Currency Updates:
Messy, choppy markets are still the order of the day and neither fundamentals nor technicals seem to be driving the market. Headlines, like the one from the PBOC yesterday late-afternoon that they will expand the Yuan trading band, are influencing traders. The economic calendar has NZ PPI, Japanese trade data, and a speech by RBA’s Guy Debelle. The recent trend of very tight ranges followed by headline driven spikes is likely to continue.
Initial resistance comes in now at a 38.2% Fibo near .9455 (see chart) but I find technicals in general to be quite untrustworthy in choppy sideways markets. I would still look to longer-term charts for signals but I tend to ignore the short term stuff. Pick a possible range and place your orders right on the extremities, that’s how to trade these types of markets in my view.

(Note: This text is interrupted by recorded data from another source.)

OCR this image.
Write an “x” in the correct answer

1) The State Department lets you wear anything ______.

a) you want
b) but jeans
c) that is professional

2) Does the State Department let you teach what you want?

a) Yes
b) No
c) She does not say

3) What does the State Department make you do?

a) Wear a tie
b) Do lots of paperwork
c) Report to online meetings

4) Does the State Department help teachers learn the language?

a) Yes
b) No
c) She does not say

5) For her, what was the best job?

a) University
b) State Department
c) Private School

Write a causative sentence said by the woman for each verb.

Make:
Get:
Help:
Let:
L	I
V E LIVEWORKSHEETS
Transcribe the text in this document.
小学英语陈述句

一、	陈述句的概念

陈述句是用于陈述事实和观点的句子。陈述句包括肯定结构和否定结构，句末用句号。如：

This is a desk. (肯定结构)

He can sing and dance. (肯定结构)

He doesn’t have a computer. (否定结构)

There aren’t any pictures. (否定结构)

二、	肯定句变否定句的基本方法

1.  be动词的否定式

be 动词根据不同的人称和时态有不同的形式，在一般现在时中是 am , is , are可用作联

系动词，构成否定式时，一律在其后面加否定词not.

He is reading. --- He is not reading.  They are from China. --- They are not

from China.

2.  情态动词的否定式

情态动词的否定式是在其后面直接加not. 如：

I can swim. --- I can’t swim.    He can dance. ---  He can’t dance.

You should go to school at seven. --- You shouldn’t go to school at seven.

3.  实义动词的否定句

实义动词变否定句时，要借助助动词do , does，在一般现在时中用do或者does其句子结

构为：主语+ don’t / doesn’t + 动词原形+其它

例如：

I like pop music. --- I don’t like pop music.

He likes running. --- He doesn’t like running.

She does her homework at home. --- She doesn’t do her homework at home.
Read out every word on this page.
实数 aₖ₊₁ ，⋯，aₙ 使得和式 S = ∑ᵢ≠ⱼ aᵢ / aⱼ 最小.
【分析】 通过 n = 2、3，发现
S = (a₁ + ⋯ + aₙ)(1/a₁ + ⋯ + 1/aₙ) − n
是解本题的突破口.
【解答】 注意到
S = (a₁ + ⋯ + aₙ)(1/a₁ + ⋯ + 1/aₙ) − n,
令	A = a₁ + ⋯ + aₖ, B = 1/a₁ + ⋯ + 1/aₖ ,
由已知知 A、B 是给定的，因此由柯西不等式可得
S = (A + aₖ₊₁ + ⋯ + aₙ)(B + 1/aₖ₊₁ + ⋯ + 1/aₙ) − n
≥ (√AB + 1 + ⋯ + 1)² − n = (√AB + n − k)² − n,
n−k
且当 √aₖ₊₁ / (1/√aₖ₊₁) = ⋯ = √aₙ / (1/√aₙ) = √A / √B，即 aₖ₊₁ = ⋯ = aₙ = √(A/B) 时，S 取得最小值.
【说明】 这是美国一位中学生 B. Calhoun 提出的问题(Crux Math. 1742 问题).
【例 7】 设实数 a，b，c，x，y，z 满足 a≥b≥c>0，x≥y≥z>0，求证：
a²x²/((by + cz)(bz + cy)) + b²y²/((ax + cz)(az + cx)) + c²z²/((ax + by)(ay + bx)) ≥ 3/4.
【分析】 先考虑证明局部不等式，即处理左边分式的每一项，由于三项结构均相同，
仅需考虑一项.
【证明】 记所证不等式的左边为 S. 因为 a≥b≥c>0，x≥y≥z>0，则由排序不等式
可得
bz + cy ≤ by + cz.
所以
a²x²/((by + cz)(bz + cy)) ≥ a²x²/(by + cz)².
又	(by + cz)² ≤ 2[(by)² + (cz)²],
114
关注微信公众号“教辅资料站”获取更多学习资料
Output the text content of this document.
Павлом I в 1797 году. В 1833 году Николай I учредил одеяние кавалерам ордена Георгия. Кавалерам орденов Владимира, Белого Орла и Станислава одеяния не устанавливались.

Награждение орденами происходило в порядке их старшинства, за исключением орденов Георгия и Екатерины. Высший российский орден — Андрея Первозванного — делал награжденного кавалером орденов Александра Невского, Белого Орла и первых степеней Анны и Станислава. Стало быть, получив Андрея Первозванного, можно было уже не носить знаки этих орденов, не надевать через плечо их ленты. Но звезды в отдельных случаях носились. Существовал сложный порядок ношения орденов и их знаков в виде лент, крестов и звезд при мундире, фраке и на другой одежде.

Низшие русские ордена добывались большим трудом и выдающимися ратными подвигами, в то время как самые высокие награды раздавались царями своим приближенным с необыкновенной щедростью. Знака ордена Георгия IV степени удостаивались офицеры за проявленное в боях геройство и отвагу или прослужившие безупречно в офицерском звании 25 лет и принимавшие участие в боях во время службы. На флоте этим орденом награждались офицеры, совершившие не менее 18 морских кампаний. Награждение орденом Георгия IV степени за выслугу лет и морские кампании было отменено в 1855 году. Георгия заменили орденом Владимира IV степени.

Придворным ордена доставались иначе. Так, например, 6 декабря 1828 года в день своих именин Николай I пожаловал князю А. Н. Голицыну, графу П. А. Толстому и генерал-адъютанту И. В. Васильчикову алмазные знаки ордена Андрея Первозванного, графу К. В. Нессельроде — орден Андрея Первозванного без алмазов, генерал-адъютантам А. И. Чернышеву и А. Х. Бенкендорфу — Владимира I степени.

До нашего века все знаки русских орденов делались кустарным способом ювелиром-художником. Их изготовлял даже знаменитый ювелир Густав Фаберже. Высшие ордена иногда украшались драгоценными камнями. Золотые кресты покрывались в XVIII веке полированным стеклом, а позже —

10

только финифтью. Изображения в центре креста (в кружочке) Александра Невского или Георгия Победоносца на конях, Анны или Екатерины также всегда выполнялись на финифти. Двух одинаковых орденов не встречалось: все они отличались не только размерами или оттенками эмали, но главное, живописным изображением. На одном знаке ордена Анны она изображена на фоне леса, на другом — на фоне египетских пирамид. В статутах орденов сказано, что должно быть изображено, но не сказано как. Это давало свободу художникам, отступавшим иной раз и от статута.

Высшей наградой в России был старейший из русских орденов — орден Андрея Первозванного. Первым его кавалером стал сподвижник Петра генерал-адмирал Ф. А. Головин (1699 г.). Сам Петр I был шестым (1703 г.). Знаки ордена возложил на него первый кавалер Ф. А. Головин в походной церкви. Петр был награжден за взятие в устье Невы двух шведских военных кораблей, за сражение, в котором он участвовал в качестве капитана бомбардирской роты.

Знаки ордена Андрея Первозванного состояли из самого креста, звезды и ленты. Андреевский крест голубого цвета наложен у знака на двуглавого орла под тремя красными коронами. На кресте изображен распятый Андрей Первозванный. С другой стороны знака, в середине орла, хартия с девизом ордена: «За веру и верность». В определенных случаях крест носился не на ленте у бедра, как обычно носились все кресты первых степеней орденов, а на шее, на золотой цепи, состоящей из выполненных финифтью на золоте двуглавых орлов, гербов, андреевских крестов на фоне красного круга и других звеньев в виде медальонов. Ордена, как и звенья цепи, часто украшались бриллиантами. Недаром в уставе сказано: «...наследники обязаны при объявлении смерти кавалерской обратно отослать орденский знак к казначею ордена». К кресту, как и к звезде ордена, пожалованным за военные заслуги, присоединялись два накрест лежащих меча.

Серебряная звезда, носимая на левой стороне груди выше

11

AUD/NZD support at 1.1190 has held yet again and risk-reward would definitely seem to favour the buy-dip strategy. AUD/JPY took out short-term resistance at 94.10 but further sideways consolidation is favoured until something happens to take out major resistance at 95.50. EUR/AUD is another pair stuck in choppy sideways trade and its best to wait for range extremities here.
Talk of sizeable stops above 94.50 in AUD/JPY but otherwise the ‘orders’ grapevine is quiet. Decent bids in USD/CAD at 1.0450 also worth watching.
Pick a range and trade the edges. Rallies towards .9455/60 will probably run into technical sellers and dips back under .9400 will attract bids from an intra-week market that’s modestly short of AUD. I’m still in buy-big-dip camp just in case any unexpected developments/statements drive it lower.
NZD/JPY is not near the top of my ‘favourite pairs’ list but the risk reward in selling rallies towards 84.00 with stops above 84.30 certainly has potential (see chart). AUD/NZD support at 1.1200 looks stronger by the day and this will also weigh on the Kiwi.